Lamellipalpodes kurumba

Scientific classification
- Kingdom: Animalia
- Phylum: Arthropoda
- Class: Insecta
- Order: Coleoptera
- Suborder: Polyphaga
- Infraorder: Elateriformia
- Family: Lampyridae
- Genus: Lamellipalpodes
- Species: L. kurumba
- Binomial name: Lamellipalpodes kurumba Chakrovorty, Moinudheen & Bhattacharjee, 2025

= Lamellipalpodes kurumba =

- Genus: Lamellipalpodes
- Species: kurumba
- Authority: Chakrovorty, Moinudheen & Bhattacharjee, 2025

Species of firefly

Lamellipalpodes kurumba is a rare, non-luminous species of firefly discovered in the Nilgiri Hills of the Western Ghats in Tamil Nadu, India. The Western Ghats are internationally recognized as one of the world's major biodiversity hotspots, characterized by high levels of species richness and endemism. Lamellipalpodes is a genus of non-luminous fireflies within the family Lampyridae, characterized by distinctly broadened terminal labial and maxillary palpomeres. The species was named in honour of the Kurumba, an indigenous tribal community traditionally inhabiting the Nilgiri region.

==Physical description==
Lamellipapodes kurumba is distinguished by its strongly serrated antennae, a feature not reported in other known species of the genus. Detailed morphological analyses have described the structure of the male genitalia, pronotum, wing venation, and abdominal sclerites, supported by morphometric data and illustrations.

==Etymology==
The specific epithet kurumba refers to the Kurumba community of the Nilgiris, in recognition of the region where the species was discovered and the longstanding association of the community with the local landscape.{

==Threat to species==
Lamellipalpodes species discovered in regions traditionally inhabited by the Kurumba community are considered to be at risk of extinction. Although scientific studies on these fireflies remain limited, researchers note that their presence reflects the high biodiversity of the Nilgiri region. Scholars involved in the discovery emphasize that the findings contribute both to ongoing efforts in biodiversity conservation and to broader recognition of the cultural landscapes of the Nilgiris, where indigenous communities such as the Kurumba have long maintained close relationships with the environment.

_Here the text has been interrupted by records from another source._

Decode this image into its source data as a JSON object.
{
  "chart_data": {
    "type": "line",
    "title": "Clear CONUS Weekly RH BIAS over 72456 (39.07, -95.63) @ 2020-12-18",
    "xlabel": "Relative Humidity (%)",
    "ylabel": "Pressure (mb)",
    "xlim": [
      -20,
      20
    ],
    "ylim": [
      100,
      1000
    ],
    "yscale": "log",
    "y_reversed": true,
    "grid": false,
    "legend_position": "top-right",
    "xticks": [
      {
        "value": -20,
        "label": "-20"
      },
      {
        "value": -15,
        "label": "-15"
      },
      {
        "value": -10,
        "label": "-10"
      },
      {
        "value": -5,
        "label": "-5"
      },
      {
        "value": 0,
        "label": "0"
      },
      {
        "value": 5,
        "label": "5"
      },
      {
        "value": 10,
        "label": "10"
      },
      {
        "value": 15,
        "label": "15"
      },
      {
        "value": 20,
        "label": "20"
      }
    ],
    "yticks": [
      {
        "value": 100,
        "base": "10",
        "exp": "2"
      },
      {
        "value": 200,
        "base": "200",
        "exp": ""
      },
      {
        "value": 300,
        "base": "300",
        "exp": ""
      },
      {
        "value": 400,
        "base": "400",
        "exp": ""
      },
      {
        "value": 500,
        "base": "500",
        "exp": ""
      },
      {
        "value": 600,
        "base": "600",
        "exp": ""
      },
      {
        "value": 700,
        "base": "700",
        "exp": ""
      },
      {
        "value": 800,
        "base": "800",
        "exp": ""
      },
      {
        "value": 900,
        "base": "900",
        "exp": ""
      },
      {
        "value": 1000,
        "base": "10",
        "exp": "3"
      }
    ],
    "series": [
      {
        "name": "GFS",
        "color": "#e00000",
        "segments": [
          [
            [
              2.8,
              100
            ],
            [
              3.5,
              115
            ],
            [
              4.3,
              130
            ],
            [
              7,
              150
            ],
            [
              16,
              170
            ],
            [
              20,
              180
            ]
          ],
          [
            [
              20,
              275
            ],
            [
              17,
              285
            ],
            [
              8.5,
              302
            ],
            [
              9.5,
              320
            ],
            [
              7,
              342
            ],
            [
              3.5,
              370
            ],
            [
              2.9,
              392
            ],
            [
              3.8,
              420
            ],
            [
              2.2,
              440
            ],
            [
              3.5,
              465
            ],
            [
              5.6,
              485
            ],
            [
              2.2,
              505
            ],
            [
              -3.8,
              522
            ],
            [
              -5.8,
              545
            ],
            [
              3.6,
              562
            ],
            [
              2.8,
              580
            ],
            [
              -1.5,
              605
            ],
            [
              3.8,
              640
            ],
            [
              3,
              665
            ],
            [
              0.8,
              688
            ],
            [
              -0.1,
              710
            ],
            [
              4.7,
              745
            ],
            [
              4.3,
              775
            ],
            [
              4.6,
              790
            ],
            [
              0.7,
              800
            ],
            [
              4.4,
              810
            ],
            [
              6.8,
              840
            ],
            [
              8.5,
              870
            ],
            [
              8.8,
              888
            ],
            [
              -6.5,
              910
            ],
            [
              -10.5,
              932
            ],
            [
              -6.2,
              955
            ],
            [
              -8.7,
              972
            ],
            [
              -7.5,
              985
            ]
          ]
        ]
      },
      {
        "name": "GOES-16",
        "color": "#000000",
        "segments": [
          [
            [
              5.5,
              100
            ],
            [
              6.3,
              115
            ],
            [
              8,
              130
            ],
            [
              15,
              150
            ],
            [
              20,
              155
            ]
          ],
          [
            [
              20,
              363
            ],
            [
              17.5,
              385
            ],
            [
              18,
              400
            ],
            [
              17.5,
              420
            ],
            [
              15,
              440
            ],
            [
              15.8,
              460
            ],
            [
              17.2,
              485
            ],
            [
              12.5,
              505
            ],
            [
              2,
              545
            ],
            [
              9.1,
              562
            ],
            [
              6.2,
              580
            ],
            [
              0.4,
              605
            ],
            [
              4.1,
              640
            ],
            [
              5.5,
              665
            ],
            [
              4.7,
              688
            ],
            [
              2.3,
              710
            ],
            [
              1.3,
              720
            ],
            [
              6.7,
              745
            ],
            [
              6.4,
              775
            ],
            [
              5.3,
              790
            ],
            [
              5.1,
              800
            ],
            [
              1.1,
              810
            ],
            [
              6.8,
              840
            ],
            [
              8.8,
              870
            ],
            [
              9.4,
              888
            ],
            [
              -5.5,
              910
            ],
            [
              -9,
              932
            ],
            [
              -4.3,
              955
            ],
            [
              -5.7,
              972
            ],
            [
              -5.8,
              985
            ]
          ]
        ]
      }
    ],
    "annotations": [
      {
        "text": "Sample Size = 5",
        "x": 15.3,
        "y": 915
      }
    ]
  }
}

The Western Ghat mountain range supports a wide variety of ecosystems, including tropical evergreen forests, moist deciduous forests, and montane grasslands, and is home to numerous endemic plants and animals. The occurrence of L. kurumba in this region underscores the ecological significance of the Nilgiris and highlights the importance of conserving habitats that support narrowly distributed and understudied insect species.